A few days after his birthday he called me wanting to talk, I told him I’d call him back cos I was busy(but I wasn’t), he waited and when he didn’t hear from me, he called a few more times to which I didn’t respond or call back. It’s been almost 2 months since I ghosted on him.
I figured he was only keeping the line of communication open enough to always have sex when he wanted.
My shortest relationship ever(4 months).
I have no regrets though, just lessons Learnt!
Eeya, sorry, am sure your next relationship will be better than this one.
DeleteLadies should always rely on their intuition, it never fails. I remember a guy who always texted me but never calls, he did it thrice, naturally I don't have chill but I decided to calm down and suggested he calls since he lacked the common sense to know that you call a lady.
At the point of suggestion I was already irritated sef because I believe i shouldn't teach a grown man how to treat me, if i have to teach you then you are not worth my energy and you need to go back to school.

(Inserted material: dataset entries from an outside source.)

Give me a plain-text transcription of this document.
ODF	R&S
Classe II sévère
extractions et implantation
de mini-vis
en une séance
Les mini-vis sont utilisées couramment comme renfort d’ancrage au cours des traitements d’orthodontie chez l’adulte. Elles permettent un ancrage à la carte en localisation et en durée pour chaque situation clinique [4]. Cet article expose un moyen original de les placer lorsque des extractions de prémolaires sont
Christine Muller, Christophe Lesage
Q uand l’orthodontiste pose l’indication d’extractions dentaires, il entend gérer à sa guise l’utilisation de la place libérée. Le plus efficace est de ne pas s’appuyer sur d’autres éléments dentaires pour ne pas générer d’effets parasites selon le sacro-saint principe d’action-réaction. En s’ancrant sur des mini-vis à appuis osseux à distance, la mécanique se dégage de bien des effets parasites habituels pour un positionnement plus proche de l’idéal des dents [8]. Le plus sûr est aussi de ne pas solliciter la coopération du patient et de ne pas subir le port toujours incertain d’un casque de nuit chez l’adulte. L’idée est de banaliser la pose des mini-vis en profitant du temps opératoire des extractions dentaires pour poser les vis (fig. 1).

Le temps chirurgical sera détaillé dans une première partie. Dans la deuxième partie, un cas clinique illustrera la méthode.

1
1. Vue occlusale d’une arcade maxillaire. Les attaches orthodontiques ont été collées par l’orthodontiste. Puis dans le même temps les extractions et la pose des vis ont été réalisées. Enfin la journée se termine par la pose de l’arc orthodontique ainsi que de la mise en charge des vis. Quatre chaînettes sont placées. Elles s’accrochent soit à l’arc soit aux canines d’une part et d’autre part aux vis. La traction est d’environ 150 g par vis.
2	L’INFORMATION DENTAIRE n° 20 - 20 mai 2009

This guy said "okay calls from now on" but what did he do. On the fourth day he didn't text nor call this was someone who texted every day however on the fifth day he had the nerve to text me again after telling him two days before that I am not a texter. I just blocked him. Imagine getting into a relationship with someone like that,the signs are always there so poster you know what to do.
Why are some men like that,you will sit down on your own o,they would spoil you with all the attention, all of a sudden they will just lock up and stop all the attention,do they expect you to be the one to start doing all the chasing? Some would ghost you and reach out again as if nothing happened,me,I can't deal with such disappearing act.
ReplyDeleteI want a guy to reply here why some guys are like that.